Exploring the horizon of literary NFTs

[I]t’s possible we’ll slowly see a move ... toward new, digitally minded ways of organizing information and creating narrative.” — Walker Caplan, Lit Hub

The NFT ecosystem’s literary scene — think tokenized fiction, poetry, etc. — is still quite young. Young enough, in fact, that it’s wide open and underexplored compared to other related fields of interest, like the visual cryptoarts. 

That said, the scene isn’t empty. We’ve seen a growing number of writers experimenting with NFTs over the past couple of years, and it seems all but clear that more authors will come to experiment as NFTs continue to enter the mainstream consciousness. 

The grand question, then, is how will NFT literature progress going forward from here? What will that look like?

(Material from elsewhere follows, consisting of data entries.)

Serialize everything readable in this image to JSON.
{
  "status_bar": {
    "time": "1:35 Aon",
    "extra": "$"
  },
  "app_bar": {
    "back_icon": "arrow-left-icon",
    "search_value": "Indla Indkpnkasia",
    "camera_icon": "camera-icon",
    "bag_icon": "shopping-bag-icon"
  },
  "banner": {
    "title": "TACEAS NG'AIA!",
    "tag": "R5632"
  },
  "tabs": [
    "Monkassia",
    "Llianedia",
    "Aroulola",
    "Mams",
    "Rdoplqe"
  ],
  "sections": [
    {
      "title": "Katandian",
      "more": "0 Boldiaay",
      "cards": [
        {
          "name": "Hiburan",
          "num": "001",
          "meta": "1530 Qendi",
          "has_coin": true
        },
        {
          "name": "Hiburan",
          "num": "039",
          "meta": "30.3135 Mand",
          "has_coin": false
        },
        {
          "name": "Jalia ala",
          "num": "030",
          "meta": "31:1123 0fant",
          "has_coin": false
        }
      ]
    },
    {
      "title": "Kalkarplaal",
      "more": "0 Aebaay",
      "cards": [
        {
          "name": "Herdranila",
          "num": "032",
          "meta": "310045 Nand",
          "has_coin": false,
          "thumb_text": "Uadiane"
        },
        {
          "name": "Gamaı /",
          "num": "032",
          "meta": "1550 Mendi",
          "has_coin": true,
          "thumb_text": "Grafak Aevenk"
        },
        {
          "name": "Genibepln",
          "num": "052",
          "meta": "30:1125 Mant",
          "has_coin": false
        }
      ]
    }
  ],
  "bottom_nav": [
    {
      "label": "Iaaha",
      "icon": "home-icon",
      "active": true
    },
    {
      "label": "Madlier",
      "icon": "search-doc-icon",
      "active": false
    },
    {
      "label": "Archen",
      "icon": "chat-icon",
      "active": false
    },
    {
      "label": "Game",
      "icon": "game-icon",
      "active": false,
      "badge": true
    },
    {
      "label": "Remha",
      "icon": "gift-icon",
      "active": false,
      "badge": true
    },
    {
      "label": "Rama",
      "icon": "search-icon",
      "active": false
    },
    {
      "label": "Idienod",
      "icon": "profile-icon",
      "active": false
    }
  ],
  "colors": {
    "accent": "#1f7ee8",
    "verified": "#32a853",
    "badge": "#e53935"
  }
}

Some literary NFT forays, at least early ones, will be rather skeuomorphic; that is to say, they’ll essentially be unlockable files of text not totally dissimilar from the “eBook” model we see today. The main difference here is that NFTs can actualize permissionless digital secondary marketplaces and new kinds of token-access perks, for instance.

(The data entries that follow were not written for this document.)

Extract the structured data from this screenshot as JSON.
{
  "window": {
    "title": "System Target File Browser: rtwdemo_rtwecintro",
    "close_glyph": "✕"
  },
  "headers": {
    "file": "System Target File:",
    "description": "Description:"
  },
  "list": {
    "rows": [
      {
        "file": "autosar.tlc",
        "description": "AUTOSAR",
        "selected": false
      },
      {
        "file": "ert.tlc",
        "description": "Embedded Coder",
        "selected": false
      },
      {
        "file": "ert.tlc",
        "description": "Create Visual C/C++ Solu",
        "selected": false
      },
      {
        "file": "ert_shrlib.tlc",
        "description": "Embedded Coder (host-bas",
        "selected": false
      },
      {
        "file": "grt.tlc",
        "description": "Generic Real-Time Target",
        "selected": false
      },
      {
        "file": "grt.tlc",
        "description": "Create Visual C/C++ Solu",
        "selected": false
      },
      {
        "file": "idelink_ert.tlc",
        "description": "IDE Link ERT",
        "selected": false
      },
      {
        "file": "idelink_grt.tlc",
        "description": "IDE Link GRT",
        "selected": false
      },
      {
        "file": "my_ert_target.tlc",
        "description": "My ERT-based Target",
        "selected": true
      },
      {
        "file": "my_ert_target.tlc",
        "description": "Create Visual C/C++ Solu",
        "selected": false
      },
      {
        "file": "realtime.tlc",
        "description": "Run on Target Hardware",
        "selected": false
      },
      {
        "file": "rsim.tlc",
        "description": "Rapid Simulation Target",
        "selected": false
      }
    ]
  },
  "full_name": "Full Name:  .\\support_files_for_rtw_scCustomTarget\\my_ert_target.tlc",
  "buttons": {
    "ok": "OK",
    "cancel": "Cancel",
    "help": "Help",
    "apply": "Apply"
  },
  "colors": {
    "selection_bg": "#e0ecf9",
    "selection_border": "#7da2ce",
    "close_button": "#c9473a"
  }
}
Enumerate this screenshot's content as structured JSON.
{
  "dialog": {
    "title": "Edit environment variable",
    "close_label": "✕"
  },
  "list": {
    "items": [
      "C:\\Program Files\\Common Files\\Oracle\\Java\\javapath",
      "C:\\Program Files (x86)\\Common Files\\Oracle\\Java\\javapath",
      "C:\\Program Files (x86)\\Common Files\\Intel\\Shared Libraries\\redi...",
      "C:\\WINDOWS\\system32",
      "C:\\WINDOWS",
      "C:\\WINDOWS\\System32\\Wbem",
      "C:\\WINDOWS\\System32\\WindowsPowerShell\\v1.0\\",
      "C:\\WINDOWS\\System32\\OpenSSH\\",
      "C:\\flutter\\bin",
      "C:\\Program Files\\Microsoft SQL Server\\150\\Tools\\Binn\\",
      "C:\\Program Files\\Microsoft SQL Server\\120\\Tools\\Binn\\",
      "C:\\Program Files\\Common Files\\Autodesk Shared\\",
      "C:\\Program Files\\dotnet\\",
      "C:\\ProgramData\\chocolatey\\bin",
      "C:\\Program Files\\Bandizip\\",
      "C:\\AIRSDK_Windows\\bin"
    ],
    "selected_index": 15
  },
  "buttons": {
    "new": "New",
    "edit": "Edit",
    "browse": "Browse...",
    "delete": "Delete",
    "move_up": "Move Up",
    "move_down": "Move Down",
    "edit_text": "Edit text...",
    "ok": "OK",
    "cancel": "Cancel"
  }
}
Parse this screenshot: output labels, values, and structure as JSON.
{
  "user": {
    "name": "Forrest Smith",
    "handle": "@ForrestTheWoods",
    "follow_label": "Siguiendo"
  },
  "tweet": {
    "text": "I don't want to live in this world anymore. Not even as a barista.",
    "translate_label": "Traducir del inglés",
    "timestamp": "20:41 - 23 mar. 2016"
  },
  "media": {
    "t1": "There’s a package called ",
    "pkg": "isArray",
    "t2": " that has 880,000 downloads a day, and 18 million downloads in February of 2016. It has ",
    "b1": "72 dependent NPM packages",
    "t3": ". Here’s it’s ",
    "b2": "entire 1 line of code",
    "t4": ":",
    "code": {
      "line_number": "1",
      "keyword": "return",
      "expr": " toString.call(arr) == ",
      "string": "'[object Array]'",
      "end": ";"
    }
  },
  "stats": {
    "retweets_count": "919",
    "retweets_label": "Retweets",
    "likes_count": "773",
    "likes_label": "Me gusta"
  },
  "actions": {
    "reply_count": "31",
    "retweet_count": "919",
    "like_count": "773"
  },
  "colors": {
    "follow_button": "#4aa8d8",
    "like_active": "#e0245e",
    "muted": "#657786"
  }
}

Yet many NFT literature projects we’ll see going forward will be non-skeuomorphic and will demonstrate new, unprecedented storybuilding possibilities. Below, let’s consider a hypothetical project for a glimpse at what may be to come.

New stories in new ways

Pick out a motif. Something ambiguous and charged enough that can be used repeatedly to draw out literary developments in narrative, mood, and theme. Let’s use a magic egg as a random example; it’s mysterious enough to be a sort of blank slate. 

Then say a writer or community of writers produce a bunch of vignettes at least vaguely related to the motif, e.g. a magic egg. Some could be standalone pieces, while others should reference other external pieces so that every vignette doesn’t have to necessarily directly reference the motif. 

Let’s say you end up with 500 ~100-word pieces, so the aggregate is ~50,000 words, i.e. a novel-length amount of text. However, since the wider work is composed of semi-ambiguous and related vignettes, these pieces can be mixed and mashed in different orders toward composable narrative ends. 

This is where Ethereum and JPG, the first on-chain curation protocol, can shine I think. Imagine those 500 literary vignettes tokenized as NFTs and then using JPG to curate the pieces toward new ends. The community of readers and writers could routinely compose fresh narrative possibilities by rearranging the vignettes and thus archive all the results on-chain.  

This is a rudimentary example, to be sure. But in the least it illustrates how unprecedented storybuilding possibilities can now be developed outside of traditional publishing avenues, toward new experimental ends, with programmable and composable resources, and all out in the open. 

My grand point? The literary universe has only just begun to scratch the surface of NFTs, and it’s a brave new world ahead.

Anecdote from the other side

After college the first big job I landed was the senior creative editor position at a young publishing house. The company had a roster of popular artists, so I was excited to put my literary chops to work. Yet it didn’t take long for bad management to run the venture into the ground. 

This is just one anecdote and hardly representative of the traditional literary establishment as a whole. I bring it up here simply to note that I saw more than a few writers’ dreams acutely dashed amid the drama, and that always stuck with me. 

Ever since then I’ve yearned for new lines of flight; for new tools that empower writers and offer them more direct control over their own creative pursuits. In Ethereum and a curation protocol like JPG, we now decisively have such tools. Thus the future of literary NFTs may be wide open and uncertain, but we do know the overall trend is toward artist empowerment. 

Indeed, the writer no longer needs to hope for the traditional centralized publishing avenues to work out; we now have the means to take matters into our own hands and experiment like never before.

In my mind, this is all part of the bigger cultural picture. Those of us here reject metanarratives, i.e. overarching explanations of the world, in these postmodern times. We increasingly see the world as de-centered and thus centralization itself as a metanarrative to be rejected. As such, I argue Ethereum, NFTs, and JPG are resources uniquely suited for creatives like writers in these de-centered, experimental days.